Peril published My Grandmother's Language in August this year in their 31st edition called I Can't Speak to You.
I've been working on this poem since 2012, when I went to an exhibition of Persian literature at the State Library of Victoria called Love and Devotion. I've grown up hearing snippets of Farsi poetry from my maternal grandmother who was a lecturer in Urdu Literature for many years and is from a Farsi-speaking family herself. My grandfather, for his part, had a beautiful singing voice and so long as his Parkinson's allowed, would sing ghazals of an evening. Poetry, and particularly Farsi poetry from which Urdu poetry emerged, was a constant presence in the house when I was little, specially when the family gathered for meals. Imagine then the weirdness of seeing this intimate, personal thing displayed as a curiosity in Australia, thousands of miles away from its origins.
I can't speak Farsi myself, but when I was a child my grandmother would often recite a couplet to me and then ask me to work out what it meant based on what little Urdu I knew at the time. Because Urdu - specially the 'good' Urdu you're taught in school - takes its nouns from Farsi, I could usually work out what the subject of the couplet was and perhaps even the sentiment being expressed. (But because Urdu is an Indian language, which means that the grammar works like that of other North Indian languages and not like that of Farsi, I couldn't - and can't - tell what is actually happening in the poem.) It was a game I enjoyed and one that has helped me focus on the connections between languages rather than the differences.

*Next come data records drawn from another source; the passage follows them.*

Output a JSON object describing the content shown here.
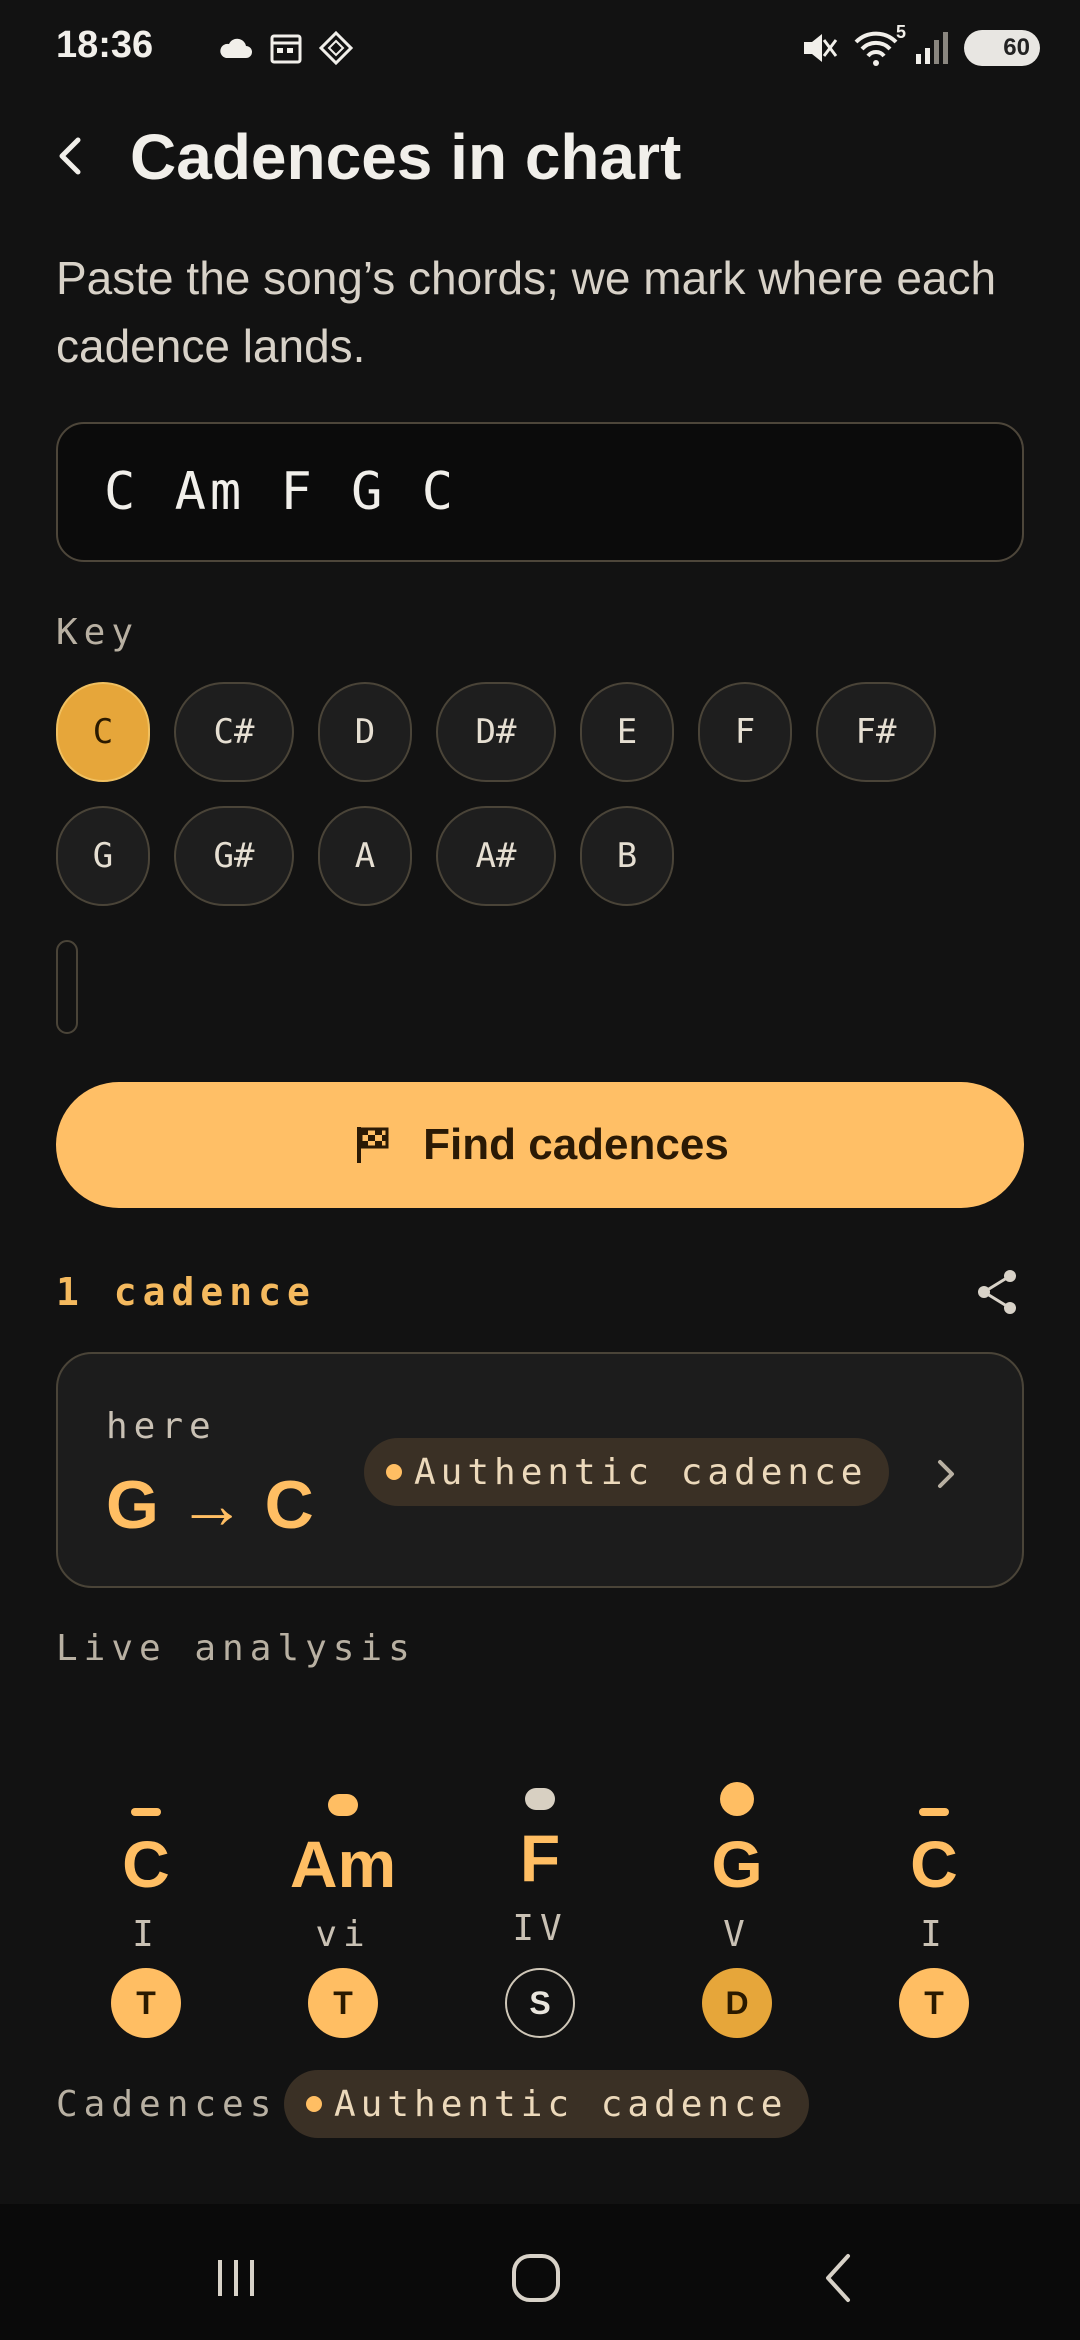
{
  "status_bar": {
    "time": "18:36",
    "left_icons": [
      "cloud-moon-icon",
      "calendar-icon",
      "diamond-app-icon"
    ],
    "right_icons": [
      "mute-icon",
      "wifi-icon",
      "signal-icon"
    ],
    "wifi_badge": "5",
    "battery": "60"
  },
  "header": {
    "title": "Cadences in chart",
    "subtitle": "Paste the song’s chords; we mark where each cadence lands."
  },
  "input": {
    "value": "C Am F G C"
  },
  "key_selector": {
    "label": "Key",
    "selected": "C",
    "row1": [
      "C",
      "C#",
      "D",
      "D#",
      "E",
      "F",
      "F#"
    ],
    "row2": [
      "G",
      "G#",
      "A",
      "A#",
      "B"
    ]
  },
  "find_button": {
    "label": "Find cadences",
    "icon": "flag-icon"
  },
  "results": {
    "count": "1 cadence",
    "card": {
      "position_label": "here",
      "progression": "G → C",
      "badge": "Authentic cadence"
    }
  },
  "live_analysis": {
    "label": "Live analysis",
    "chords": [
      {
        "chord": "C",
        "numeral": "I",
        "function": "T",
        "marker": "bar"
      },
      {
        "chord": "Am",
        "numeral": "vi",
        "function": "T",
        "marker": "pill"
      },
      {
        "chord": "F",
        "numeral": "IV",
        "function": "S",
        "marker": "pill-grey"
      },
      {
        "chord": "G",
        "numeral": "V",
        "function": "D",
        "marker": "dot"
      },
      {
        "chord": "C",
        "numeral": "I",
        "function": "T",
        "marker": "bar"
      }
    ]
  },
  "cadences_footer": {
    "label": "Cadences",
    "badge": "Authentic cadence"
  },
  "colors": {
    "accent": "#ffbf66",
    "selected_key": "#e6a63a",
    "background": "#121212"
  }
}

My Grandmother's Language has gone through many different iterations and edits since my first encounter with the verse that opens it, but it has always had that title. One version of it was shortlisted for the June Shenfield Poetry Award last year, and another served as the dummy poem I gave to my poetry students to practice workshopping earlier this year. - I'm quite happy with the version that eventually got published, but there's no telling how much more I'm going to tinker with it.